Годы и скорбь отделяли настоятельницу от опасной энергии англичанина, и она не могла обвинить его в этой выходке. «Христос, — вспомнила она, находится в каждом человеке… только иногда в неузнаваемом облике».
— Меня радует, — проговорила она, — ваше знакомство со Священным писанием. Как могло мне показаться, Всемогущий не играет чрезмерно большой роли в вашей жизни…

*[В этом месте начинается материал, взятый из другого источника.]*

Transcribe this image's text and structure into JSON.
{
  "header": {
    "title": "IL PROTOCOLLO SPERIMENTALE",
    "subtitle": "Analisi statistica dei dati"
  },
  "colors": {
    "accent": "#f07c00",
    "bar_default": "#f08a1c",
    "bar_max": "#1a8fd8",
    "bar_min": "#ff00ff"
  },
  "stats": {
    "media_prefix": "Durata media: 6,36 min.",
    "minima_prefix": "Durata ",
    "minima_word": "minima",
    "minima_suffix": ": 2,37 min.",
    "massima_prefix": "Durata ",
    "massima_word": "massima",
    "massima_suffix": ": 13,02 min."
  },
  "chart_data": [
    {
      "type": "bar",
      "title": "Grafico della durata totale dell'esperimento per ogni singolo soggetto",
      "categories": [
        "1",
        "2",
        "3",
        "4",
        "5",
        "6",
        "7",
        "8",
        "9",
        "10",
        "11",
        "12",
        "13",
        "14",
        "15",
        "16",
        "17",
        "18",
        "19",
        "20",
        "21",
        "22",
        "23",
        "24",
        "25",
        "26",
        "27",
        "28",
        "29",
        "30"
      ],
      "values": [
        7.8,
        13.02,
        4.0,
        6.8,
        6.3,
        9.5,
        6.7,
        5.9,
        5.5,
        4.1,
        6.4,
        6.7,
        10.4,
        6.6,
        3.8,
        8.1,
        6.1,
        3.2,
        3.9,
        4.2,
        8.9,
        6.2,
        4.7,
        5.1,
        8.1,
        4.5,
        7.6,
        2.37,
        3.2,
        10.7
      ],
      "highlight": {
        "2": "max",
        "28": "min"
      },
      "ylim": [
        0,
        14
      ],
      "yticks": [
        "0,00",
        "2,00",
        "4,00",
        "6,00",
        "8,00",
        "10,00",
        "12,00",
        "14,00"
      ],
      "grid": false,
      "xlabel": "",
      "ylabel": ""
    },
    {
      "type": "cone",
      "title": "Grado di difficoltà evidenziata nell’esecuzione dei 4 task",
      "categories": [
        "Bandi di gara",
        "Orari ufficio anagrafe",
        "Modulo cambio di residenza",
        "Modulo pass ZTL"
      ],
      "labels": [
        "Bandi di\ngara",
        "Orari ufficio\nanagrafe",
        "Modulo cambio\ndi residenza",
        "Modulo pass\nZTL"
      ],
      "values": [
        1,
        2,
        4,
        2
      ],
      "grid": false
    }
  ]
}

— Тем не менее, конечно, не отвергая Господа, — ответил Кромвель (и все закивали, подчиняясь формальностям века), — нам легче представить Его находящимся где-то вдали. Можно видеть в Нем основу пристойного общественного порядка, но только не руку, управляющую людьми. На мой взгляд, мы можем считать себя сиротами, одинокими в этом мире… ну а раз так, каждый должен идти только своим путем.
Настоятельница явно не была задета, и это только еще больше распалило Кромвеля.
— Если бы я не знала, что Спаситель мой жив и однажды вновь ступит на Землю, жизнь стала бы… невыносимой. У нее не было бы никакого смысла.